WF: Its been a long and momentous journey for SBI MF over the last 3 decades. What are some of the big changes you have seen over the years in fund management? Have we as an industry moved decisively from a "star fund manager" approach to a process oriented approach towards fund management?
Navneet: SBI MF's journey over the last 30 years has coincided with three decades of evolution in the country's capital markets. Its been an exciting journey and we look forward to the next 30 years with even more passion and dedication that we have demonstrated in our first 30 years. We always say within SBI MF that just as our parent aimed for and became the banker to every Indian, we at SBI MF will work towards becoming the wealth creator for every Indian.
Capital markets in India have come a long way in institutionalization of all aspects - dematerialization, electronic trading, transparency etc. Along with this, our fund industry too has evolved - and one area where we have gone far ahead of all other segments in financial services is transparency - which has been aided by regulations, self regulation and market forces. There is no other product in Indian financial services that is as transparent as a mutual fund.
Our industry has also learnt valuable lessons from every market crisis - like in 1992, in 2000, in 2008 and then the 2013 scare. From each episode, the industry has turned wiser and institutionalization of processes has assumed increasing importance. But on the people vs processes issue, my view is that while processes are absolutely fundamental in all aspects - clarity of mandate, research, portfolio construction, risk oversight, disclosure etc - you cannot undermine the importance of people. In my view it is a combination of people with the right competence and attitude, backed by the right processes, that enables fund management teams to deliver good results.
WF: What do you see as the biggest changes that perhaps lie ahead over the next 5 years in the way money is managed? Do you see ETFs becoming a retail proposition in the coming years?
Navneet: We are at a very interesting juncture where digitization of financial services is happening alongside financialization of savings. We are also seeing a very interesting developing trend of financialization of real assets. Today, a host of real assets - whether real estate or roads or transmission towers - are being financialized and sold to institutional and individual investors. That's a trend that is going to become very meaningful in India, which opens up choice for investors across a host of asset categories.

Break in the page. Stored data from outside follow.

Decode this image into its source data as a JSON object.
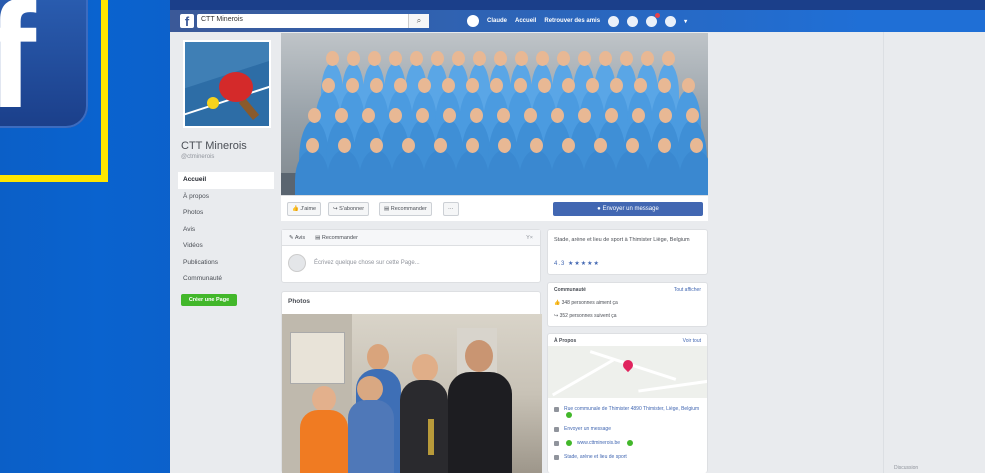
{
  "brand": {
    "logo_letter": "f"
  },
  "topbar": {
    "search_value": "CTT Minerois",
    "search_icon": "magnifier-icon",
    "user_label": "Claude",
    "home_label": "Accueil",
    "find_friends_label": "Retrouver des amis"
  },
  "page": {
    "name": "CTT Minerois",
    "handle": "@ctminerois",
    "menu": [
      "Accueil",
      "À propos",
      "Photos",
      "Avis",
      "Vidéos",
      "Publications",
      "Communauté"
    ],
    "create_page_label": "Créer une Page"
  },
  "actions": {
    "like": "J'aime",
    "follow": "S'abonner",
    "recommend": "Recommander",
    "more": "···",
    "send_message": "Envoyer un message"
  },
  "composer": {
    "tab_post": "Avis",
    "tab_recommend": "Recommander",
    "close": "Y×",
    "placeholder": "Écrivez quelque chose sur cette Page..."
  },
  "photos": {
    "title": "Photos"
  },
  "about": {
    "text": "Stade, arène et lieu de sport à Thimister Liège, Belgium",
    "rating": "4.3 ★★★★★"
  },
  "community": {
    "title": "Communauté",
    "see_all": "Tout afficher",
    "likes": "348 personnes aiment ça",
    "follows": "352 personnes suivent ça"
  },
  "info": {
    "title": "À Propos",
    "see_all": "Voir tout",
    "address": "Rue communale de Thimister 4890 Thimister, Liège, Belgium",
    "send_message": "Envoyer un message",
    "website": "www.cttminerois.be",
    "category": "Stade, arène et lieu de sport"
  },
  "chat": {
    "label": "Discussion"
  },
  "colors": {
    "fb_blue": "#3b5998",
    "button_blue": "#4267b2",
    "green": "#42b72a",
    "highlight": "#ffe600"
  }
}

The other big move that's underway is creating solutions that minimize drawdowns and therefore provide an overall smoother investor experience. These solutions could either be individual products that aim to deliver this or a combination of underlying products put together in a manner that achieves a particular objective.
ETFs are now coming of age in India, thanks to institutional and pension interest in the category - involvement of EPFO in index funds is a big move in terms of gaining wider acceptance for the product category among retail investors over time. Smart beta is still evolving in our market. We will see increasing retail interest in ETFs and in smart beta products in India in the coming years
WF: There seems to be a growing appetite for dynamic asset allocation / advice embedded funds. Is this a secular trend or a symptom of present valuation concerns? What does this imply from a fund management perspective?
Navneet: Part of it could be a response to current valuations, but there is an underlying secular trend here. We have a very large segment of investors who dislike volatility and therefore have stayed away from mutual funds and remained in deposits. Products that minimize volatility, that reduce drawdowns, yet provide an equity upside meet the needs of this large category of investors. In theory, a product that provides close to equity returns with close to debt volatility is what will catch the imagination of these investors. The closer you can get to this, the more acceptance the product will have. This is where products like dynamic asset allocation funds, multi-asset funds, macro hedging, absolute return funds etc come into play. There is clearly a secular trend here.
WF: Is the fund industry being pushed into the realm of absolute return expectations? What changes might this bring into fund management?
Navneet: If you see globally, there has been a huge rise in ETFs which are purely relative return products, and on the other hand, we have also seen a big rise in absolute return products especially in the hedge funds space. In India, fixed income funds have always had an absolute return orientation - nobody looks at outperformance over benchmark here. On the other hand, equity funds have always been sharply relative return oriented. So what we will perhaps see is a confluence of the two perspectives going forward - especially as we progress deeper into the dynamic asset allocation and multi assets spaces. But we need to take care that as we talk about absolute return expectations, we also need to put a clear context on the time horizon around these expectations. You just cannot have an equity oriented product with a zero drawdown expectation on a quarterly time horizon basis.
In terms of how this can change the job of a fund manager, my belief is that it is the solution that will work towards delivering the outcome, while the individual fund managers continue to focus on beating their respective benchmarks within the given mandates. So, an equity fund manager responsible for the equity portion of a dynamic asset allocation fund will continue working the same way. But the solution overlay on top of the equity and debt portions will need to be managed in a manner that it delivers according to the mandate and expectations of the solution.